Others have dissolved compounds in DMSO in order to facilitate the entry of these compounds into isolated hair cells (Canlon and Dulon, 1993, Szonyi et al., 1999, Szonyi et al., 2001). One percent DMSO applied to acutely isolated outer hair cells (OHC) resulted in a significant decrease in OHC electromotility (Canlon and Dulon, 1993); the reduction in electromotility was reversed by increasing the concentration of ionomycin, a calcium ionophore (Szonyi et al., 2001). These results indicate that low concentrations of DMSO can exert an immediate effect on OHC function.
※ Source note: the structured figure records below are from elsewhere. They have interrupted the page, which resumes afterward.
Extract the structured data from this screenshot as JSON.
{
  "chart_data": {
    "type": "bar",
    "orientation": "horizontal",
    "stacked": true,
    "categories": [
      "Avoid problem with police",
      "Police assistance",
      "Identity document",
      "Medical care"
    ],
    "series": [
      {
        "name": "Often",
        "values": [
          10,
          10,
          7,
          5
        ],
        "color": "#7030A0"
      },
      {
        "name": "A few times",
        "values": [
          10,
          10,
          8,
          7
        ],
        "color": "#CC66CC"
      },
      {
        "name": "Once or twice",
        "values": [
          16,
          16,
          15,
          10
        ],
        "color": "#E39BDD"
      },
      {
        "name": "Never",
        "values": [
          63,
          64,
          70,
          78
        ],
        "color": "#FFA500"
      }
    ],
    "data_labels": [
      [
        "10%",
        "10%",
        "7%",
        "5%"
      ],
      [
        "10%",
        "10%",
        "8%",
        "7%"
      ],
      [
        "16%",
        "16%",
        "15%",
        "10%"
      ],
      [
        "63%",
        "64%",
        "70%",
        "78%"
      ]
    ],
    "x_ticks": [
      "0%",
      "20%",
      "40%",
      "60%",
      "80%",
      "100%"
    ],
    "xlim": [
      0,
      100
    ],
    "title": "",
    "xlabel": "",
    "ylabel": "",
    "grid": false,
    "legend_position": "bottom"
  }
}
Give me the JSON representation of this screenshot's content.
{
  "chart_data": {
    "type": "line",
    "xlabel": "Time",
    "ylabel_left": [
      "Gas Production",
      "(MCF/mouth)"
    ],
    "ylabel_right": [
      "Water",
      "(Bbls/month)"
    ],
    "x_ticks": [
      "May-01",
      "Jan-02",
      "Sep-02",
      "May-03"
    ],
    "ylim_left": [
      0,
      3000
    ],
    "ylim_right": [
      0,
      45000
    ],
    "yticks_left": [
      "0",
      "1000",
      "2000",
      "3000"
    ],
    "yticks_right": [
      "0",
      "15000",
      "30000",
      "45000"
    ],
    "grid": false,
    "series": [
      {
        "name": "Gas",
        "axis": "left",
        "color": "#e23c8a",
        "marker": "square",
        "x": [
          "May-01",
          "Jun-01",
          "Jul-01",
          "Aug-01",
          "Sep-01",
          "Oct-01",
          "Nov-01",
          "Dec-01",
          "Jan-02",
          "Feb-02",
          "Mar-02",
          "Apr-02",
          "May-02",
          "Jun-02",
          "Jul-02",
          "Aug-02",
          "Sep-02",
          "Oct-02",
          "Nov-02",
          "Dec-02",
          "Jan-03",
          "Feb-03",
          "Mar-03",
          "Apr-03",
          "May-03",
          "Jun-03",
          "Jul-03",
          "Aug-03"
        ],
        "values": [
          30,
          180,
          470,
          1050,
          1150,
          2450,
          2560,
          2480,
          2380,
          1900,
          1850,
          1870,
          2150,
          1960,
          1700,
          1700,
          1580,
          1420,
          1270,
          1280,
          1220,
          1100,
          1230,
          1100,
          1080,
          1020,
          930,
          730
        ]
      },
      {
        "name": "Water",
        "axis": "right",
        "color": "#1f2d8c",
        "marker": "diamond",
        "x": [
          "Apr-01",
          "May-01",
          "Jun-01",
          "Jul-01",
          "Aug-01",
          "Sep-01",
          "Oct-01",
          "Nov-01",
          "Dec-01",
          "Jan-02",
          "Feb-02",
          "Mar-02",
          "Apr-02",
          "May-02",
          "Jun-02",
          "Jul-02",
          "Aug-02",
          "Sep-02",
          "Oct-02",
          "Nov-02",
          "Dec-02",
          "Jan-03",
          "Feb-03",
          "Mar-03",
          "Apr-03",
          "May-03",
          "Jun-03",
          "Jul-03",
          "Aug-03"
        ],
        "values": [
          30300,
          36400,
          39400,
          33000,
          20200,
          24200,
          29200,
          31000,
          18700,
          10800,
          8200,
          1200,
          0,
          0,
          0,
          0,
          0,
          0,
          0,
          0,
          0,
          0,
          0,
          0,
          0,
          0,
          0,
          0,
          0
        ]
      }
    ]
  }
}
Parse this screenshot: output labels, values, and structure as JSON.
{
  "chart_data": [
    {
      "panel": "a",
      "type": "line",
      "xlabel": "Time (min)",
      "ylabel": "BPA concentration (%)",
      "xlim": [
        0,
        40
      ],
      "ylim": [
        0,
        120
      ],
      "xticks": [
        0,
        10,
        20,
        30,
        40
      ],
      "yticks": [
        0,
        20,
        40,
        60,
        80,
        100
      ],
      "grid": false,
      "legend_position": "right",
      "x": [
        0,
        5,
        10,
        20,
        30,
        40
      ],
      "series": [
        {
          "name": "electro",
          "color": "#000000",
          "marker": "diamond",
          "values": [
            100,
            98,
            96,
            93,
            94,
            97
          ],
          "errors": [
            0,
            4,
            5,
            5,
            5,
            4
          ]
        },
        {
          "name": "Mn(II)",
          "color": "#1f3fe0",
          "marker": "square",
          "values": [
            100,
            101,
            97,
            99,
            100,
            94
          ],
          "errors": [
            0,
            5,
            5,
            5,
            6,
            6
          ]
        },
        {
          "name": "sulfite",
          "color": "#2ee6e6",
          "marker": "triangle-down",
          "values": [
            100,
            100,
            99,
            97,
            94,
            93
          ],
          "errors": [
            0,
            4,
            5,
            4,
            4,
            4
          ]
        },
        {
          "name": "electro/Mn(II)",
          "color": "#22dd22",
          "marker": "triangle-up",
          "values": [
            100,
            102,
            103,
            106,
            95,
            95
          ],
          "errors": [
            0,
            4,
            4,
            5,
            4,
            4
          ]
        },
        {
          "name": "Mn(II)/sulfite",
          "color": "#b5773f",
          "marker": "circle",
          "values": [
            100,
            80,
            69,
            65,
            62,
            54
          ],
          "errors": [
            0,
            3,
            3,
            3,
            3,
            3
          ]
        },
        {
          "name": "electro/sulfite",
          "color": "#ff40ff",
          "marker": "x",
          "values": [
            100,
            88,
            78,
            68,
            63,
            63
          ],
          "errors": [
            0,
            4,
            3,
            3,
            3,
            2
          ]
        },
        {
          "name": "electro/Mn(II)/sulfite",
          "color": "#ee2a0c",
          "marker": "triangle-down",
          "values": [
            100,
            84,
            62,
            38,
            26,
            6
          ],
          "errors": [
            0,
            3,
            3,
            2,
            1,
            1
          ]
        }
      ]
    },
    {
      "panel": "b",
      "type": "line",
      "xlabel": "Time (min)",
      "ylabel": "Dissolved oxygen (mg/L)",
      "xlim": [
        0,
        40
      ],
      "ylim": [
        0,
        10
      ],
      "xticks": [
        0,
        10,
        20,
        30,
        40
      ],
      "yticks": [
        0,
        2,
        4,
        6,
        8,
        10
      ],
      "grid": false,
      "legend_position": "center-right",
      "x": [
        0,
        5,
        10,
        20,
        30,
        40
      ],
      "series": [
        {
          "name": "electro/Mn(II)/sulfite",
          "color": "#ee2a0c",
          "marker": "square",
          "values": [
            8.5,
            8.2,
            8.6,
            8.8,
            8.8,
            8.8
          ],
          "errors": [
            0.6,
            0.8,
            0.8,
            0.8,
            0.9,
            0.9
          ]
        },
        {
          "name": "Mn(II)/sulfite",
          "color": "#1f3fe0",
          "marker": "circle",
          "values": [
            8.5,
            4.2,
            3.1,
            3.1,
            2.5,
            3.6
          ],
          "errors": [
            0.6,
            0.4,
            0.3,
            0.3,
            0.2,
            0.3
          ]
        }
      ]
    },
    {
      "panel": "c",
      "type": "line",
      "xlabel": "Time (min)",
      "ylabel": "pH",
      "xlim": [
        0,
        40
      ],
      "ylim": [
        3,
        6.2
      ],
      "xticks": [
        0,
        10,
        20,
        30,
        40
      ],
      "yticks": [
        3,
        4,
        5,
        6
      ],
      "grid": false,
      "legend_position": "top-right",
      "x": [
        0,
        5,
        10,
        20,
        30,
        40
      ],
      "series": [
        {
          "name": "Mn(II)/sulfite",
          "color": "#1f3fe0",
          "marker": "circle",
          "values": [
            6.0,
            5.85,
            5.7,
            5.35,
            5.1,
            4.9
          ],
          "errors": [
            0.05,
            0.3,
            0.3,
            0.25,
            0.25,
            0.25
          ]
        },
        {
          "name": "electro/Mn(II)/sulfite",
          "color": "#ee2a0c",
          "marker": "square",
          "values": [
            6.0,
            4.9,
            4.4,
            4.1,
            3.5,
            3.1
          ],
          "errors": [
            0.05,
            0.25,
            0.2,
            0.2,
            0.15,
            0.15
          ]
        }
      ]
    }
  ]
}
Although DMSO is often used to dissolve compounds that are applied to the inner ear in vivo and in vitro, the physiologic and anatomical effects of DMSO on the cochlea are poorly understood. Since DMSO could conceivably cause negative side effects, we applied different concentration of DMSO to cochlear organotypic cultures to evaluate its cytotoxic effects on cochlear organotypic cultures. In contrast to in vitro studies, the cochlear culture preparation offers precise control of the amount of DMSO that can be applied to the inner ear.